Uma boa campanha nesse sentido redundaria em muitas doações de mudas e árvores enraizadas de ipês amarelos. Eu mesma faria questão de doar ao menos uma e não duvido de que a maioria dos são-roquenses teria a mesma atitude.
Vale lembrar, também, que desde 27 junho de 2017 está em vigência a Lei Municipal nº 4.682, cuja iniciativa partiu do prefeito Cláudio Góes, que instituiu o projeto “Adote uma Praça ou Área Verde” no Município de São Roque.

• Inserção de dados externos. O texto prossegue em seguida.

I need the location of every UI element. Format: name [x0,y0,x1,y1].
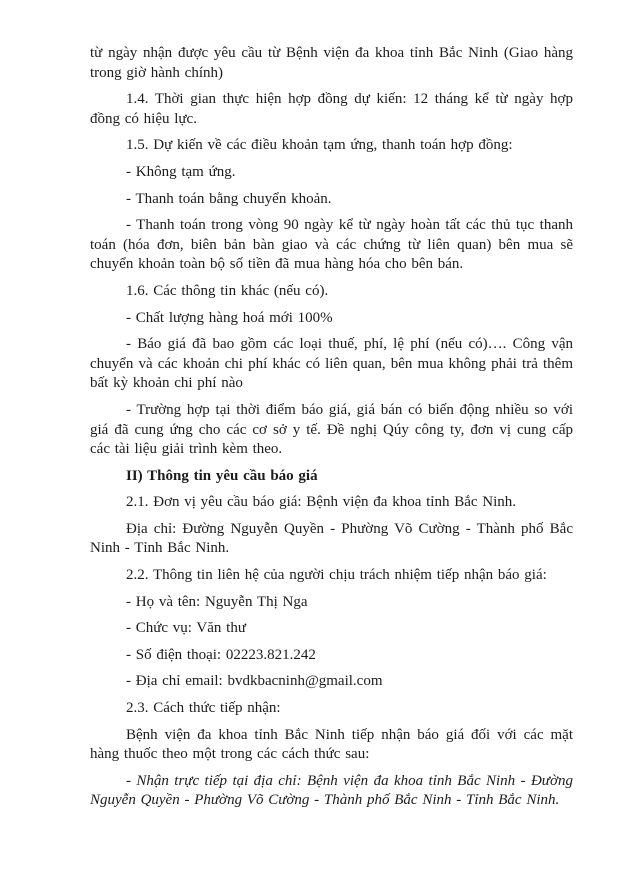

A lei, regulamentada em 23 de outubro de 2017, por meio do Decreto nº 8.673, também de autoria do Chefe do Executivo, segundo seu artigo 1º, parágrafo 1º, tem a finalidade de executar, a expensas da iniciativa privada, melhorias urbanísticas, paisagísticas e a manutenção e conservação de áreas públicas no Município de São Roque.
Pessoas físicas e jurídicas podem adotar áreas públicas do Município, como praças, jardins e canteiros, nelas instalando seus informes publicitários e placas. Para saber mais detalhes, basta ler os textos da lei e do decreto acima mencionados ou dirigir-se à Prefeitura.
Com a divulgação dessas informações e um trabalho de estímulo à iniciativa privada para se envolver no processo de conservação e adoção das áreas públicas, certamente será possível diminuir drasticamente a quantidade de mudas e plantas a serem compradas com dinheiro da Prefeitura.
As alternativas estão aí. E por certo há outras.
Mas, se ainda assim a Prefeitura optar por uma expressiva aquisição das plantas listadas, precisará de uma justificativa das mais convincentes para que a população compreenda e aceite que ajardinar a cidade às custas do Poder Executivo é, de fato, o melhor destino para uma tão grande soma de dinheiro público.